Will Justice Prevail in Maricopa County, Arizona?

I have been conspicuously silent on the Maricopa County issue. I’ve been glued to Greenfield’s coverage of it. His latest piece is a must – read.

7 Responses to Will Justice Prevail in Maricopa County, Arizona?

  1. DMG says:

    Gut instinct reaction – no, it won’t. But maybe that’s the disillusionment from having to work in this system for the past 7 years talking.

  2. DMG says:

    Okay, maybe I should have watched the news last night before I said that. If this got any significant local coverage besides just the New Times, then maybe.

  3. metasonix says:

    Always amusing to see people who don’t live in Phoenix talk about Arpaio, and read their righteous outrage about corruption there. They don’t know a few things about that town:

    a) Southern-central Arizona is basically an isolated pocket of the Deep South. Arizona had legal racial segregation until 1952. Even neighboring Tucson isn’t as backward.

    b) The Phoenix area has long been a retirement haven for white police officers, bringing their bigotry from wherever in the Northeast or Midwest they came from. The attractions of the Arizona desert included: mild winter weather, very little rain and no snow, and “no black people”. One of those bigoted Northeastern cops who retired to Arizona just happens to be named Joe Arpaio. He ran for sheriff partly because he discovered there were very few blacks, but lots of Latinos — and he felt “the Mexicans have to be controlled”. And he found ripe soil for his demented policies, since there are thousands of retired cops there already, along with hundreds of thousands of elderly white Midwesterners. Groups not noted for their racial tolerance. All those old jokes about the cranky old man who screams “get off my lawn, you kids” aren’t funny in a city where the cranky old men run everything.

    c) Another thing that Phoenix “features”: the Arizona Republic, one of the most disgustingly pro-business, conservative newspapers in the entire US. They have almost no competition in Maricopa County. And they would never, in a million years, say anything bad about Thomas or Arpaio–because the Pulliam family that founded it shares Arpaio’s bigoted, paranoid worldview. Since Phoenix has long been considered a joke by journalists, thanks mainly to the Republic, the local TV and radio outlets have developed a similar outlook–no decent journalist would work for a TV station in that “freak show”, so the journalists who end up with the (few) jobs in local media tend to be incompetent and cowardly.

    d) Local political corruption is legendary–on a par with places like Philadelphia or Chicago. With the added bonus of a weak, spineless media that refuses to document the many dirty tricks by the politicians. This is why nobody outside Maricopa County realizes how corrupt the place is.

    e) Phoenix is a prime example of what happens when real-estate developers have complete free rein. They can build until they run out of desert, and they have considerable control of local politics. This is why, among other things, Phoenix has been having severe water shortages and sewer-system breakdowns in recent years. The old people are rabidly anti-tax, even for needed infrastructure improvements, while the developers just keep building and building.

    • DMG says:

      So even if they’re right to be outraged, they should shut up because they don’t know all the in and outs of local politics here? I don’t quite follow.

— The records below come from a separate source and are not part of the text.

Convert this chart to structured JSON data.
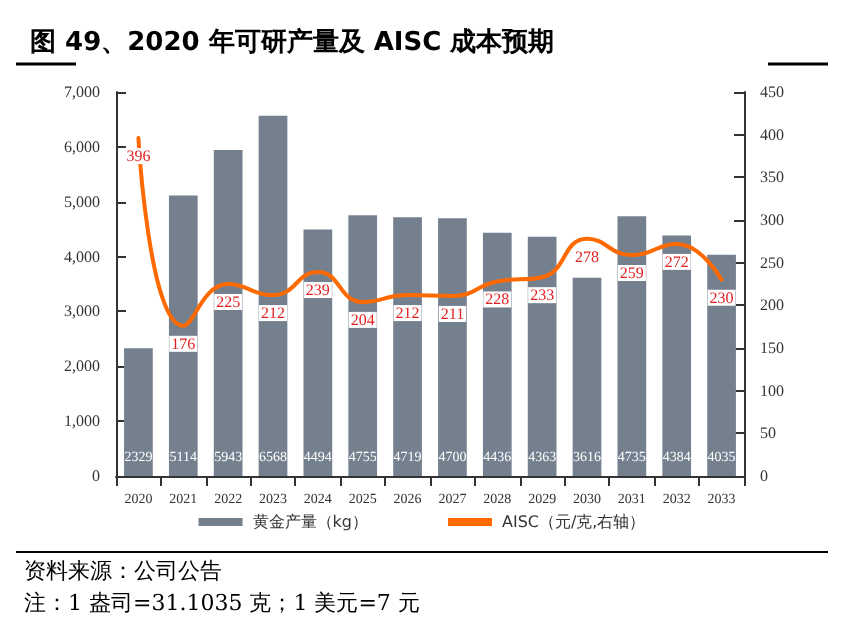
{
  "chart_data": {
    "type": "bar",
    "title": "图 49、2020 年可研产量及 AISC 成本预期",
    "categories": [
      "2020",
      "2021",
      "2022",
      "2023",
      "2024",
      "2025",
      "2026",
      "2027",
      "2028",
      "2029",
      "2030",
      "2031",
      "2032",
      "2033"
    ],
    "series": [
      {
        "name": "黄金产量（kg）",
        "type": "bar",
        "color": "#75808f",
        "values": [
          2329,
          5114,
          5943,
          6568,
          4494,
          4755,
          4719,
          4700,
          4436,
          4363,
          3616,
          4735,
          4384,
          4035
        ]
      },
      {
        "name": "AISC（元/克,右轴）",
        "type": "line",
        "axis": "y2",
        "color": "#ff6a00",
        "values": [
          396,
          176,
          225,
          212,
          239,
          204,
          212,
          211,
          228,
          233,
          278,
          259,
          272,
          230
        ]
      }
    ],
    "ylim": [
      0,
      7000
    ],
    "yticks": [
      0,
      {
        "value": 1000,
        "label": "1,000"
      },
      {
        "value": 2000,
        "label": "2,000"
      },
      {
        "value": 3000,
        "label": "3,000"
      },
      {
        "value": 4000,
        "label": "4,000"
      },
      {
        "value": 5000,
        "label": "5,000"
      },
      {
        "value": 6000,
        "label": "6,000"
      },
      {
        "value": 7000,
        "label": "7,000"
      }
    ],
    "y2lim": [
      0,
      450
    ],
    "y2ticks": [
      0,
      50,
      100,
      150,
      200,
      250,
      300,
      350,
      400,
      450
    ],
    "data_labels": true,
    "grid": false,
    "legend": "bottom",
    "marker": "none",
    "line_style": "solid",
    "annotations": [
      "资料来源：公司公告",
      "注：1 盎司=31.1035 克；1 美元=7 元"
    ]
  }
}
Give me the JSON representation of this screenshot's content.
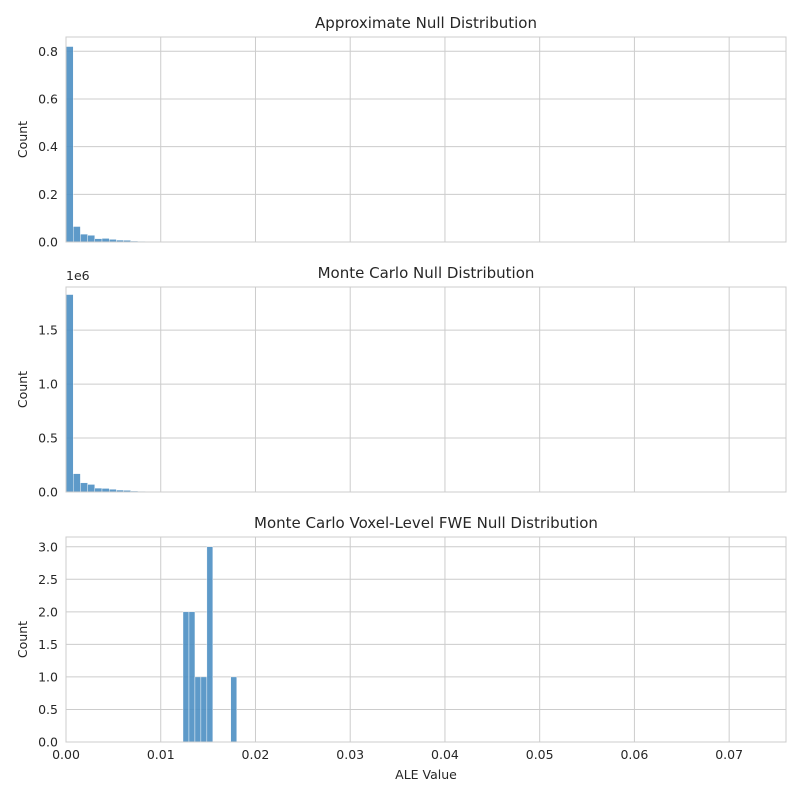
{
  "chart_data": [
    {
      "type": "bar",
      "title": "Approximate Null Distribution",
      "xlabel": "",
      "ylabel": "Count",
      "xlim": [
        0,
        0.076
      ],
      "ylim": [
        0,
        0.86
      ],
      "xticks": [
        "0.00",
        "0.01",
        "0.02",
        "0.03",
        "0.04",
        "0.05",
        "0.06",
        "0.07"
      ],
      "xtick_values": [
        0,
        0.01,
        0.02,
        0.03,
        0.04,
        0.05,
        0.06,
        0.07
      ],
      "show_xtick_labels": false,
      "yticks": [
        "0.0",
        "0.2",
        "0.4",
        "0.6",
        "0.8"
      ],
      "ytick_values": [
        0,
        0.2,
        0.4,
        0.6,
        0.8
      ],
      "offset_text": "",
      "grid": true,
      "bin_width": 0.00076,
      "bins": [
        {
          "x0": 0.0,
          "y": 0.82
        },
        {
          "x0": 0.00076,
          "y": 0.065
        },
        {
          "x0": 0.00152,
          "y": 0.033
        },
        {
          "x0": 0.00228,
          "y": 0.028
        },
        {
          "x0": 0.00304,
          "y": 0.014
        },
        {
          "x0": 0.0038,
          "y": 0.015
        },
        {
          "x0": 0.00456,
          "y": 0.011
        },
        {
          "x0": 0.00532,
          "y": 0.008
        },
        {
          "x0": 0.00608,
          "y": 0.007
        },
        {
          "x0": 0.00684,
          "y": 0.004
        },
        {
          "x0": 0.0076,
          "y": 0.003
        },
        {
          "x0": 0.00836,
          "y": 0.002
        },
        {
          "x0": 0.00912,
          "y": 0.001
        }
      ]
    },
    {
      "type": "bar",
      "title": "Monte Carlo Null Distribution",
      "xlabel": "",
      "ylabel": "Count",
      "xlim": [
        0,
        0.076
      ],
      "ylim": [
        0,
        1.9
      ],
      "xticks": [
        "0.00",
        "0.01",
        "0.02",
        "0.03",
        "0.04",
        "0.05",
        "0.06",
        "0.07"
      ],
      "xtick_values": [
        0,
        0.01,
        0.02,
        0.03,
        0.04,
        0.05,
        0.06,
        0.07
      ],
      "show_xtick_labels": false,
      "yticks": [
        "0.0",
        "0.5",
        "1.0",
        "1.5"
      ],
      "ytick_values": [
        0,
        0.5,
        1.0,
        1.5
      ],
      "offset_text": "1e6",
      "grid": true,
      "bin_width": 0.00076,
      "bins": [
        {
          "x0": 0.0,
          "y": 1.83
        },
        {
          "x0": 0.00076,
          "y": 0.17
        },
        {
          "x0": 0.00152,
          "y": 0.085
        },
        {
          "x0": 0.00228,
          "y": 0.07
        },
        {
          "x0": 0.00304,
          "y": 0.036
        },
        {
          "x0": 0.0038,
          "y": 0.033
        },
        {
          "x0": 0.00456,
          "y": 0.025
        },
        {
          "x0": 0.00532,
          "y": 0.018
        },
        {
          "x0": 0.00608,
          "y": 0.015
        },
        {
          "x0": 0.00684,
          "y": 0.009
        },
        {
          "x0": 0.0076,
          "y": 0.006
        },
        {
          "x0": 0.00836,
          "y": 0.004
        },
        {
          "x0": 0.00912,
          "y": 0.002
        }
      ]
    },
    {
      "type": "bar",
      "title": "Monte Carlo Voxel-Level FWE Null Distribution",
      "xlabel": "ALE Value",
      "ylabel": "Count",
      "xlim": [
        0,
        0.076
      ],
      "ylim": [
        0,
        3.15
      ],
      "xticks": [
        "0.00",
        "0.01",
        "0.02",
        "0.03",
        "0.04",
        "0.05",
        "0.06",
        "0.07"
      ],
      "xtick_values": [
        0,
        0.01,
        0.02,
        0.03,
        0.04,
        0.05,
        0.06,
        0.07
      ],
      "show_xtick_labels": true,
      "yticks": [
        "0.0",
        "0.5",
        "1.0",
        "1.5",
        "2.0",
        "2.5",
        "3.0"
      ],
      "ytick_values": [
        0,
        0.5,
        1.0,
        1.5,
        2.0,
        2.5,
        3.0
      ],
      "offset_text": "",
      "grid": true,
      "bin_width": 0.00063,
      "bins": [
        {
          "x0": 0.01235,
          "y": 2
        },
        {
          "x0": 0.01298,
          "y": 2
        },
        {
          "x0": 0.01361,
          "y": 1
        },
        {
          "x0": 0.01424,
          "y": 1
        },
        {
          "x0": 0.01487,
          "y": 3
        },
        {
          "x0": 0.01739,
          "y": 1
        }
      ]
    }
  ]
}
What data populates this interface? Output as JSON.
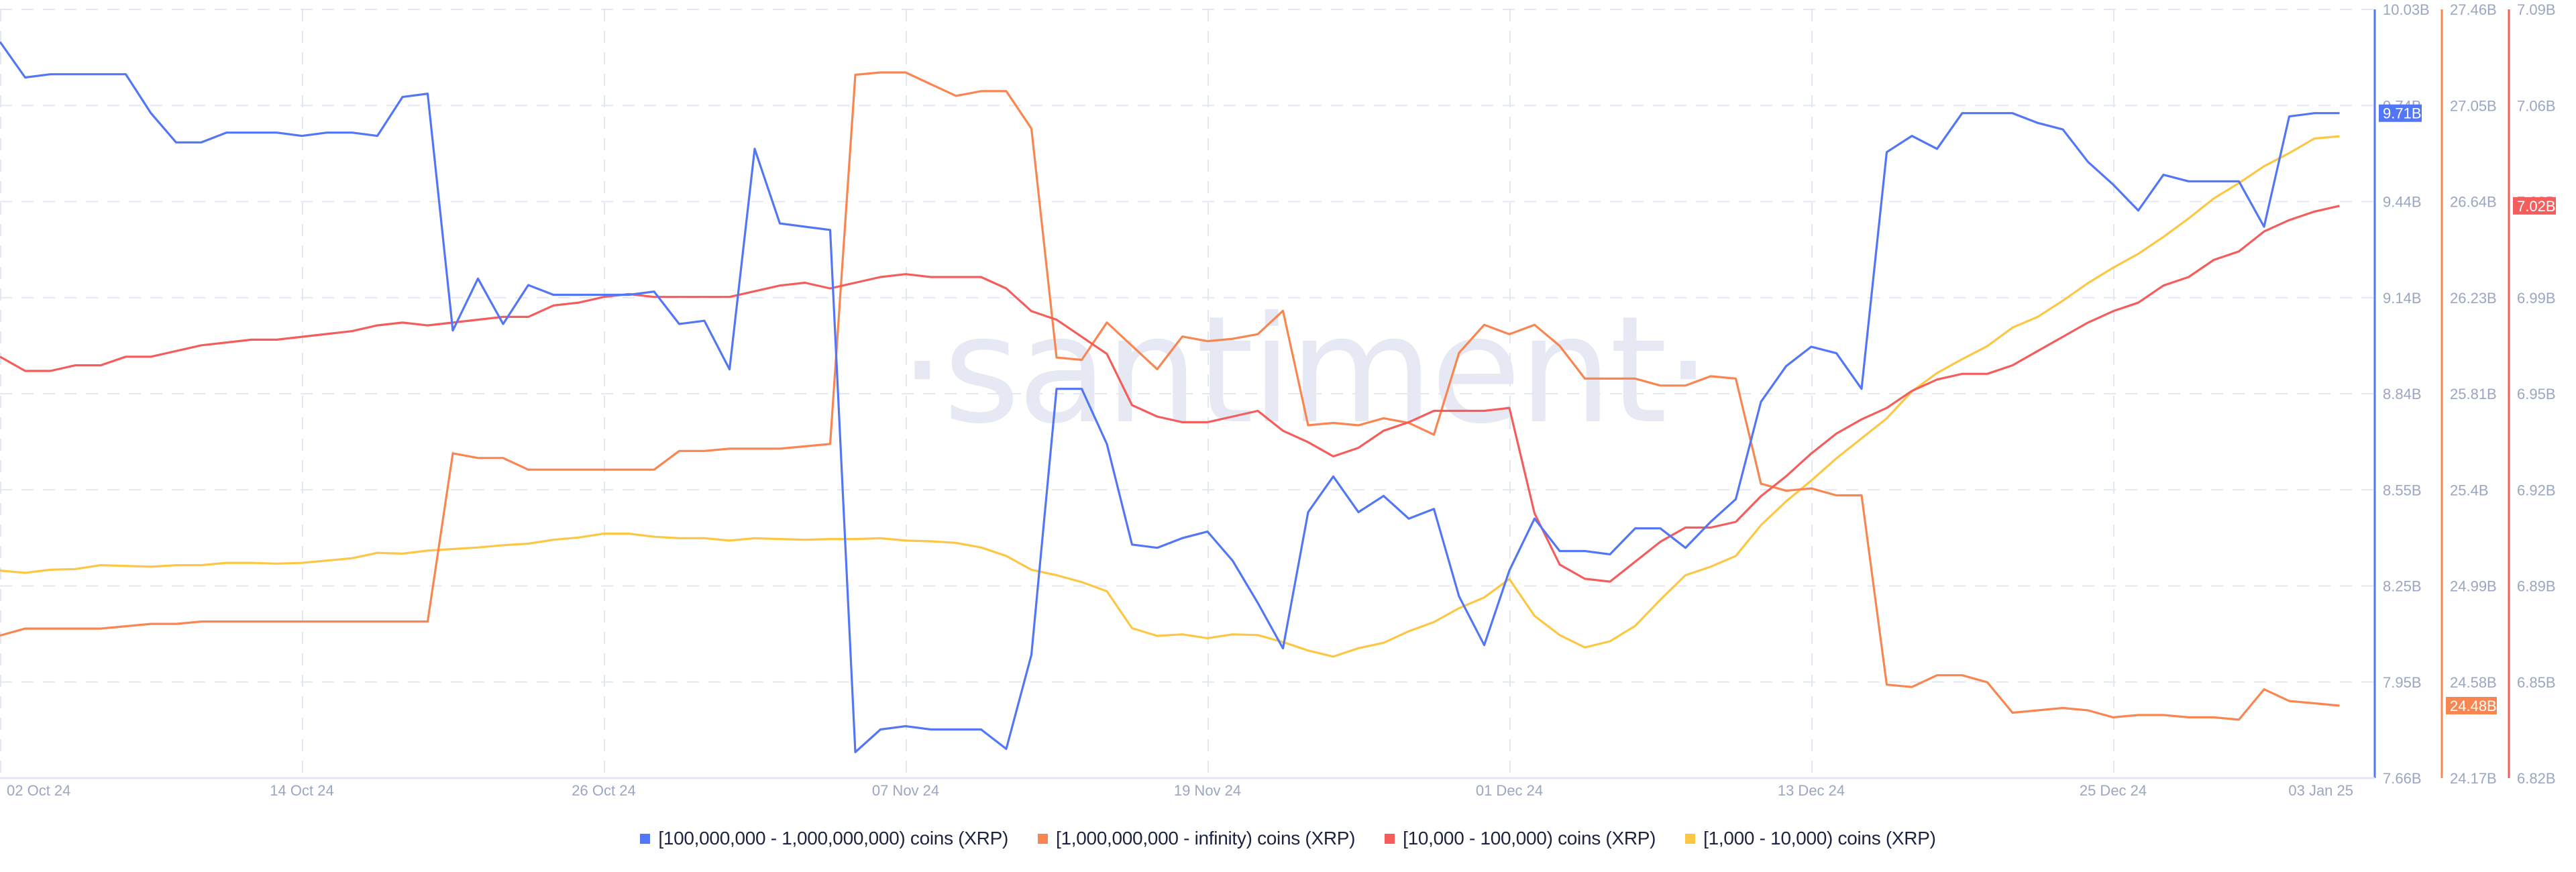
{
  "watermark": "·santiment·",
  "legend": [
    {
      "label": "[100,000,000 - 1,000,000,000) coins (XRP)",
      "color": "#5276f6"
    },
    {
      "label": "[1,000,000,000 - infinity) coins (XRP)",
      "color": "#f98550"
    },
    {
      "label": "[10,000 - 100,000) coins (XRP)",
      "color": "#f55d5d"
    },
    {
      "label": "[1,000 - 10,000) coins (XRP)",
      "color": "#fcc745"
    }
  ],
  "chart_data": {
    "type": "line",
    "title": "",
    "xlabel": "",
    "ylabel": "",
    "grid": true,
    "legend_position": "bottom",
    "x_start": "2024-10-02",
    "x_end": "2025-01-03",
    "x_step": "1 day",
    "x_ticks": [
      "02 Oct 24",
      "14 Oct 24",
      "26 Oct 24",
      "07 Nov 24",
      "19 Nov 24",
      "01 Dec 24",
      "13 Dec 24",
      "25 Dec 24",
      "03 Jan 25"
    ],
    "x_tick_index": [
      0,
      12,
      24,
      36,
      48,
      60,
      72,
      84,
      93
    ],
    "axes": [
      {
        "id": "blue",
        "color": "#5276f6",
        "ylim": [
          7.66,
          10.03
        ],
        "ticks": [
          "10.03B",
          "9.74B",
          "9.44B",
          "9.14B",
          "8.84B",
          "8.55B",
          "8.25B",
          "7.95B",
          "7.66B"
        ],
        "last_value_badge": "9.71B"
      },
      {
        "id": "orange",
        "color": "#f98550",
        "ylim": [
          24.17,
          27.46
        ],
        "ticks": [
          "27.46B",
          "27.05B",
          "26.64B",
          "26.23B",
          "25.81B",
          "25.4B",
          "24.99B",
          "24.58B",
          "24.17B"
        ],
        "last_value_badge": "24.48B"
      },
      {
        "id": "red",
        "color": "#f55d5d",
        "ylim": [
          6.82,
          7.09
        ],
        "ticks": [
          "7.09B",
          "7.06B",
          "7.02B",
          "6.99B",
          "6.95B",
          "6.92B",
          "6.89B",
          "6.85B",
          "6.82B"
        ],
        "last_value_badge": "7.02B"
      }
    ],
    "series": [
      {
        "name": "[100,000,000 - 1,000,000,000) coins (XRP)",
        "axis": "blue",
        "unit": "B XRP",
        "color": "#5276f6",
        "values": [
          9.93,
          9.82,
          9.83,
          9.83,
          9.83,
          9.83,
          9.71,
          9.62,
          9.62,
          9.65,
          9.65,
          9.65,
          9.64,
          9.65,
          9.65,
          9.64,
          9.76,
          9.77,
          9.04,
          9.2,
          9.06,
          9.18,
          9.15,
          9.15,
          9.15,
          9.15,
          9.16,
          9.06,
          9.07,
          8.92,
          9.6,
          9.37,
          9.36,
          9.35,
          7.74,
          7.81,
          7.82,
          7.81,
          7.81,
          7.81,
          7.75,
          8.04,
          8.86,
          8.86,
          8.69,
          8.38,
          8.37,
          8.4,
          8.42,
          8.33,
          8.2,
          8.06,
          8.48,
          8.59,
          8.48,
          8.53,
          8.46,
          8.49,
          8.22,
          8.07,
          8.3,
          8.46,
          8.36,
          8.36,
          8.35,
          8.43,
          8.43,
          8.37,
          8.45,
          8.52,
          8.82,
          8.93,
          8.99,
          8.97,
          8.86,
          9.59,
          9.64,
          9.6,
          9.71,
          9.71,
          9.71,
          9.68,
          9.66,
          9.56,
          9.49,
          9.41,
          9.52,
          9.5,
          9.5,
          9.5,
          9.36,
          9.7,
          9.71,
          9.71
        ]
      },
      {
        "name": "[1,000,000,000 - infinity) coins (XRP)",
        "axis": "orange",
        "unit": "B XRP",
        "color": "#f98550",
        "values": [
          24.78,
          24.81,
          24.81,
          24.81,
          24.81,
          24.82,
          24.83,
          24.83,
          24.84,
          24.84,
          24.84,
          24.84,
          24.84,
          24.84,
          24.84,
          24.84,
          24.84,
          24.84,
          25.56,
          25.54,
          25.54,
          25.49,
          25.49,
          25.49,
          25.49,
          25.49,
          25.49,
          25.57,
          25.57,
          25.58,
          25.58,
          25.58,
          25.59,
          25.6,
          27.18,
          27.19,
          27.19,
          27.14,
          27.09,
          27.11,
          27.11,
          26.95,
          25.97,
          25.96,
          26.12,
          26.02,
          25.92,
          26.06,
          26.04,
          26.05,
          26.07,
          26.17,
          25.68,
          25.69,
          25.68,
          25.71,
          25.69,
          25.64,
          25.99,
          26.11,
          26.07,
          26.11,
          26.02,
          25.88,
          25.88,
          25.88,
          25.85,
          25.85,
          25.89,
          25.88,
          25.43,
          25.4,
          25.41,
          25.38,
          25.38,
          24.57,
          24.56,
          24.61,
          24.61,
          24.58,
          24.45,
          24.46,
          24.47,
          24.46,
          24.43,
          24.44,
          24.44,
          24.43,
          24.43,
          24.42,
          24.55,
          24.5,
          24.49,
          24.48
        ]
      },
      {
        "name": "[10,000 - 100,000) coins (XRP)",
        "axis": "red",
        "unit": "B XRP",
        "color": "#f55d5d",
        "values": [
          6.968,
          6.963,
          6.963,
          6.965,
          6.965,
          6.968,
          6.968,
          6.97,
          6.972,
          6.973,
          6.974,
          6.974,
          6.975,
          6.976,
          6.977,
          6.979,
          6.98,
          6.979,
          6.98,
          6.981,
          6.982,
          6.982,
          6.986,
          6.987,
          6.989,
          6.99,
          6.989,
          6.989,
          6.989,
          6.989,
          6.991,
          6.993,
          6.994,
          6.992,
          6.994,
          6.996,
          6.997,
          6.996,
          6.996,
          6.996,
          6.992,
          6.984,
          6.981,
          6.975,
          6.969,
          6.951,
          6.947,
          6.945,
          6.945,
          6.947,
          6.949,
          6.942,
          6.938,
          6.933,
          6.936,
          6.942,
          6.945,
          6.949,
          6.949,
          6.949,
          6.95,
          6.913,
          6.895,
          6.89,
          6.889,
          6.896,
          6.903,
          6.908,
          6.908,
          6.91,
          6.919,
          6.926,
          6.934,
          6.941,
          6.946,
          6.95,
          6.956,
          6.96,
          6.962,
          6.962,
          6.965,
          6.97,
          6.975,
          6.98,
          6.984,
          6.987,
          6.993,
          6.996,
          7.002,
          7.005,
          7.012,
          7.016,
          7.019,
          7.021
        ]
      },
      {
        "name": "[1,000 - 10,000) coins (XRP)",
        "axis": "hidden",
        "unit": "normalized (axis not shown)",
        "color": "#fcc745",
        "ylim": [
          0,
          1
        ],
        "values": [
          0.27,
          0.267,
          0.271,
          0.272,
          0.277,
          0.276,
          0.275,
          0.277,
          0.277,
          0.28,
          0.28,
          0.279,
          0.28,
          0.283,
          0.286,
          0.293,
          0.292,
          0.296,
          0.298,
          0.3,
          0.303,
          0.305,
          0.31,
          0.313,
          0.318,
          0.318,
          0.314,
          0.312,
          0.312,
          0.309,
          0.312,
          0.311,
          0.31,
          0.311,
          0.311,
          0.312,
          0.309,
          0.308,
          0.306,
          0.3,
          0.289,
          0.271,
          0.264,
          0.255,
          0.243,
          0.195,
          0.185,
          0.187,
          0.182,
          0.187,
          0.186,
          0.177,
          0.166,
          0.158,
          0.169,
          0.176,
          0.191,
          0.203,
          0.221,
          0.235,
          0.259,
          0.211,
          0.186,
          0.17,
          0.178,
          0.198,
          0.232,
          0.264,
          0.275,
          0.289,
          0.329,
          0.36,
          0.387,
          0.416,
          0.442,
          0.468,
          0.503,
          0.527,
          0.545,
          0.562,
          0.586,
          0.6,
          0.621,
          0.644,
          0.664,
          0.682,
          0.704,
          0.728,
          0.754,
          0.774,
          0.796,
          0.813,
          0.832,
          0.835
        ]
      }
    ]
  }
}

      I’m also not aware of any severe water shortages or sewer-system breakdowns in the last few years, even though we’re in a drought, but that might just be my personal experience. It’s not like anyone’s really doing anything about it beyond some light restrictions on water usage during the summer. And even that is really only in Phoenix and Mesa to a large extent, not valleywide.

  4. “All those old jokes about the cranky old man who screams “get off my lawn, you kids” aren’t funny in a city where the cranky old men run everything.”

    It’s especially not funny in a city where the lawns consist of cactus and funny little multicolored rocks. It might even be a little dangerous.

  5. Alan says:

    There’s a simple rule that applies 99% of the time: if you attack a judge, you’re going down.

  6. haha says:

    The situation in Maricopa County has been a hot-button issue for me for a long time (and I actually did live there) – I’m glad to see Greenfield and others are finally sitting up and taking notice, too.